It's like intense orgasmic sex, but even more complete...
What I love about drumming
(by Kim who has been twice so far)
When you first arrive, and the drum circle is already in progress, I love the beckoning of the tribal rhythm, feel drawn by the power. It calls me to enter, it says, come - be part of the beauty and the power!
Finding a spot & getting comfortable, all the while feeling the beat emanating through my body, I pick up my drum. Slowly, allowing my hands to pick out an underlying rhythm, I start to drum. At first, I find myself making minor adjustments, trial and error of a few different beat patterns. I love that if I do happen to err and go out of sync, at Jaime's events there are so many people there, drumming, that my "mistake" is just superimposed into somebody's rhythm. After a time, I always seem to settle into a drum beat, that I can work with, and is comfortably sustainable, yet allows for improvisation without losing focus.

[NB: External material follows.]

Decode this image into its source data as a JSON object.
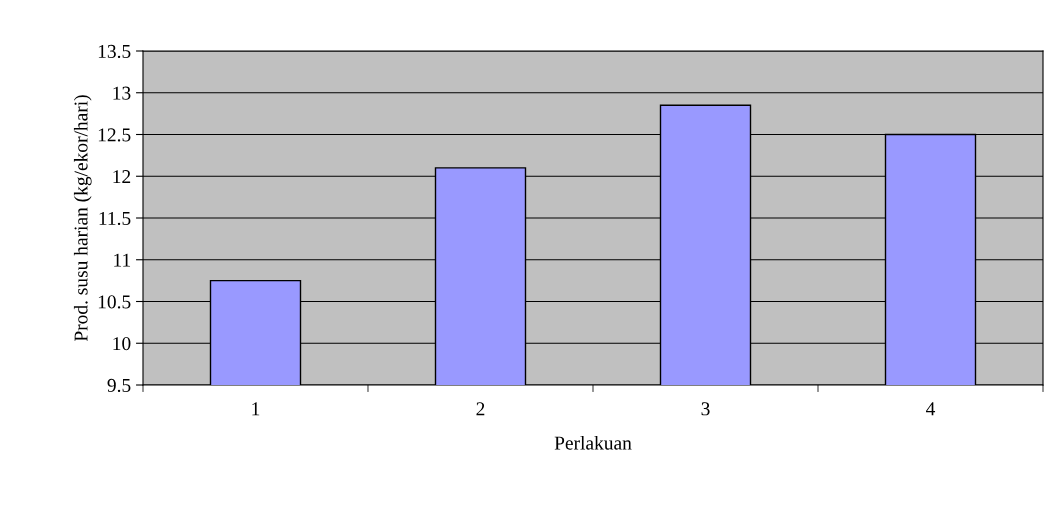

Then the magical moment begins. When I realize that my hands seem to no longer be moving through any effort of my own. Like I'm somehow disengaged from my body, and have become part of something greater than myself. No, correct that - like I've become somehow MORE of myself, or brought forward the part of myself that is connected to all else. At this point, the rhythm of the group transforms. The group seems to be united. It becomes alive, really alive. It becomes it's own living and breathing thing. A fantastic, wild, loving, powerful, raw and pure thing. It reverberates through the group (the tribe), it is composed of elements that we all have a part in contributing to. We let go. And just "be" with it. This amazing rhythm we have created yet creates itself.
After a time, the intensity starts to soften, without losing the unity. Gently, gradually, we allow it to come to a stop. The feeling thereafter is of complete and total peace. Similar to the feeling after wonderfully intense orgasmic sex, but even more complete. The rhythm has been satisfied. My soul is glowing, happy, and at peace.